Imaging AI hogs the spotlight at RSNA, with debuts from GE, Siemens, Philips

Artificial intelligence once again took the spotlight at the annual meeting of the Radiological Society of North America, where the biggest names in digital imaging demonstrated their cutting-edge tech.

Imaging diagnostics have claimed the lion’s share of the hundreds of green lights issued by the FDA for AI and machine learning-powered products in recent years, according to a master list posted by the agency this past October—spanning computer vision algorithms and software for parsing MRI, CT and X-ray scans.

Now, companies such as GE HealthCare, Siemens Healthineers, Philips and Hologic aim to keep that momentum going. This week, the “AI Showcase” pavilion of RSNA’s exhibitor floor, held within Chicago’s mammoth McCormick Place convention center, houses the booths of more than 90 developers and startups.

GE HealthCare made plans to spotlight AI-powered systems across its imaging, ultrasound and digital service offerings—pitching them as a means for health systems to help ease the strain on frontline providers by automating routine tasks and “by focusing on the root causes of burnout,” according to CEO Peter Arduini. 

“Through our smart devices, streamlined disease state focus, and digital solutions, we’re bringing data together in the right place at the right time for providers, solving for inefficiencies in workflow, enabling precision care, and helping improve patient outcomes,” Arduini said in a statement.

At the meeting, GE HealthCare unveiled its MyBreastAI Suite, billed as a collection of software tools for mammography workflows, including three programs developed by iCAD. The company also underlined a U.S. clearance for the automated detection of a collapsed lung and took time to note that it topped the FDA’s recent list of AI approvals and clearances, with a total of 58.

Siemens Healthineers, meanwhile, has seized on one of the buzziest terms in the field, describing itself as the first to use generative AI to combine imaging scans with clinical reports. 

With image and text generators such as ChatGPT grabbing headlines, the company said it has future plans to develop the technology into a chat system that can pull up the appropriate answers to clinicians’ queries—including “dynamically generated” and prioritized reports based on diagnostic data. Siemens Healthineers said it also plans to incorporate generative AI in customer support and medical staff training. 

Philips also took aim at clinician burnout, estimating that 45% of radiologists have reported symptoms of long-term exhaustion amid increasing caseloads. 

The company debuted a cloud-based version of its Vue picture archiving and communication system (PACS). Dubbed HealthSuite Imaging, the platform aims to allow radiologists and clinicians to quickly adopt new AI capabilities, as well as to remotely read diagnostic images. Philips also unveiled AI Manager, an end-to-end IT solution that can connect staff with more than 100 AI-based workflow applications.

And Hologic highlighted the addition of its Genius AI Detection 2.0 deep-learning program to its mammography software portfolio, which aims to reduce false-positive readings of breast cancer lesions by more than 70% when compared to its previous ImageChecker CAD platform.
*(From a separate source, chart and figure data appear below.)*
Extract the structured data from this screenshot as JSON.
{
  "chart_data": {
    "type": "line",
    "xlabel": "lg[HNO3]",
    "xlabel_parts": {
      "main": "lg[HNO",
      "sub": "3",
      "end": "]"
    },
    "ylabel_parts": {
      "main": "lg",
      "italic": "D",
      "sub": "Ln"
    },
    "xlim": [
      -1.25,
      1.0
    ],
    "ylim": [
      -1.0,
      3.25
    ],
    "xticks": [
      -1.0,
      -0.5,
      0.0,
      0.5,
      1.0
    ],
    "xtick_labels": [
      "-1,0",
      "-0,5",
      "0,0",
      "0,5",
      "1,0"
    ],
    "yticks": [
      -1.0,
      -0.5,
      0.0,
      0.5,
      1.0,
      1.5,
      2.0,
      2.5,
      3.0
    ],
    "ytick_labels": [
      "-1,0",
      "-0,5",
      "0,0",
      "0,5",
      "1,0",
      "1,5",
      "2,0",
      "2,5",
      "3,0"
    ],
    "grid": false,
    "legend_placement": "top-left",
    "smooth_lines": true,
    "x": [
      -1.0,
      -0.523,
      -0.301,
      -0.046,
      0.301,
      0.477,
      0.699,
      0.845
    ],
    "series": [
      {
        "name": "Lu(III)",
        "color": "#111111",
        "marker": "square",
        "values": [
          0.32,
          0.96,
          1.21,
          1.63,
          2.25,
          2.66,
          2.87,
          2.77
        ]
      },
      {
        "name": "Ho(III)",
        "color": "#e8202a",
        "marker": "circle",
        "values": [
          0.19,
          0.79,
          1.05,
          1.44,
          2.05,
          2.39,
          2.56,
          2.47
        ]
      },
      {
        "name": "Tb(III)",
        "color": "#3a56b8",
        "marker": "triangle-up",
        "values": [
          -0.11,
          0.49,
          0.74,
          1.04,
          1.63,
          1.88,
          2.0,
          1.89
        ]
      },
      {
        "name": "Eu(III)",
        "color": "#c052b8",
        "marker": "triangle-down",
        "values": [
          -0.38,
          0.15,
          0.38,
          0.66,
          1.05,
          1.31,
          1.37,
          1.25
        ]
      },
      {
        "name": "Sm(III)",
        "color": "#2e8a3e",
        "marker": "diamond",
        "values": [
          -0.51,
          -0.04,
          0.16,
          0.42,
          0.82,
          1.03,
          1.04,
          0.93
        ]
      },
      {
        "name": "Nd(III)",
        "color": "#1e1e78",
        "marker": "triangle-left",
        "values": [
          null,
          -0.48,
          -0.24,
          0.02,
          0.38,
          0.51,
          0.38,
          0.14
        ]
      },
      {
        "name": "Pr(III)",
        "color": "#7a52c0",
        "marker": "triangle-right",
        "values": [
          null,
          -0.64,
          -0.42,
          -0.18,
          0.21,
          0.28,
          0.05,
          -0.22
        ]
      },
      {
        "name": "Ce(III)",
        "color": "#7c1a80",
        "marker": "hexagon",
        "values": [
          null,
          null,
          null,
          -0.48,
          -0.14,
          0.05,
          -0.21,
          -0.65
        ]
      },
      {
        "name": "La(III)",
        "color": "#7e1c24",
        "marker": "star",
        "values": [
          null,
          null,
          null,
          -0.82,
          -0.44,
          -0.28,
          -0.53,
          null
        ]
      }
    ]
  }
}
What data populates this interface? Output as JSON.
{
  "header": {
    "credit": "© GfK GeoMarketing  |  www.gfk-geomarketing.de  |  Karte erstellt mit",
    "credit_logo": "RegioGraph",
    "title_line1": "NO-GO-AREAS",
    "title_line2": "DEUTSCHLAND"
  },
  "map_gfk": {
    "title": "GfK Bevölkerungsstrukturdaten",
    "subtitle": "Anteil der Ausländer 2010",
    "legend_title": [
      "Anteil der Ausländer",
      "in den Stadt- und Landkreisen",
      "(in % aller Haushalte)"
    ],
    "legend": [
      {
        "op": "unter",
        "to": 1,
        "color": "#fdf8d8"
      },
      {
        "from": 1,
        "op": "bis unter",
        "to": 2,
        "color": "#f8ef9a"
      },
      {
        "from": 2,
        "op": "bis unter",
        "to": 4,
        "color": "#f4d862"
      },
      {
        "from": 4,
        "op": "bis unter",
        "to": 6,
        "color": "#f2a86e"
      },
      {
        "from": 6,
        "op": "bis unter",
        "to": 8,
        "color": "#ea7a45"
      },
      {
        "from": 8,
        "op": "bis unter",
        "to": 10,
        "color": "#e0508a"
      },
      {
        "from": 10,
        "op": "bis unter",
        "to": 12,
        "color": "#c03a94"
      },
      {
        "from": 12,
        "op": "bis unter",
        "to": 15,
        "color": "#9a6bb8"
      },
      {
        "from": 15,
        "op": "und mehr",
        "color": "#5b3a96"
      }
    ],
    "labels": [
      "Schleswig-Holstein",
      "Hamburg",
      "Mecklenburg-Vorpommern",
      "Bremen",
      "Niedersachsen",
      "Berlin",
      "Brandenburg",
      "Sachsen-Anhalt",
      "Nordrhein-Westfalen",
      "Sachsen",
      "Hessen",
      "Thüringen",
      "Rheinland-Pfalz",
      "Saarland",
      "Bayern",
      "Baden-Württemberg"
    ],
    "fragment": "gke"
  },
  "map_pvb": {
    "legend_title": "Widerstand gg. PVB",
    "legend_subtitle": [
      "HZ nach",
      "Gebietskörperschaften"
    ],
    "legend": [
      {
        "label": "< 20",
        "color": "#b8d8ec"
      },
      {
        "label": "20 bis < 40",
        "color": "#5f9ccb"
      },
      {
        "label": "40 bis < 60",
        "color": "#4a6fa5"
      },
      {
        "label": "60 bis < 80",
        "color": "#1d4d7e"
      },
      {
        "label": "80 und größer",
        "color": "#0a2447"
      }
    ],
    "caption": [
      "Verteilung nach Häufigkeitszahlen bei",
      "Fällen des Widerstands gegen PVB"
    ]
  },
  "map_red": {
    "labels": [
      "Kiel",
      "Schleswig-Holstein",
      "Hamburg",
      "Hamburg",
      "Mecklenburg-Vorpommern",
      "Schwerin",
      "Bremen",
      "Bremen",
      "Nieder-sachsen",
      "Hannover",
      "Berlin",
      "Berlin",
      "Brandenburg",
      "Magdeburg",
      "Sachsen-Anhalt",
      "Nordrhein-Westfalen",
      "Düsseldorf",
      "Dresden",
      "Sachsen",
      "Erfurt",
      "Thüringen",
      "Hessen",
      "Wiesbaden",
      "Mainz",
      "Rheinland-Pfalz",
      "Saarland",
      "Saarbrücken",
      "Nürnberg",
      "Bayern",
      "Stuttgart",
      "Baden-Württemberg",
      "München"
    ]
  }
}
On the hardware side, Philips debuted what it described as the world’s first fully sealed mobile MRI system, as part of its “helium-free” portfolio. While previous scanners have traditionally needed to be topped up with hundreds of liters of liquid helium to keep their magnets cool, sealed systems come preloaded and allow no gas to escape. 

The truck-mounted BlueSeal MR Mobile includes a 1.5T system that Philips says can help rural and remote communities offer imaging services while tackling resource constraints, sustainability issues and long-term operating costs.

Siemens Healthineers pointed to planned expansions for its Naeotom Alpha photon-counting CT system—including in cardiac imaging and scans of hearts with extensive calcification or stents. The company also said it is investing €80 million ($86 million) to boost photon-counting detector production at its site in Forchheim, Germany—alongside plans to scan 1 billion patients during the next 10 years, with more than 500,000 scanned so far.

“The future of CT is photon-counting. More and more clinical indications are emerging where photon-counting CT technology is uniquely positioned to help even in the most demanding settings,” Philipp Fischer, Siemens Healthineers’ head of CT, said in a statement

GE HealthCare also introduced the upcoming SIGNA Champion, a wide-bore 1.5T MRI scanner. With a larger opening and efficient AI software tools, the company aims to offer a faster and more comfortable scanning experience for the patient—especially those who have trouble lying on their backs, such as pregnant or bariatric patients, or those with significant pain, osteoporosis or breathing difficulties. SIGNA Champion has yet to receive clearances in the U.S. or Europe.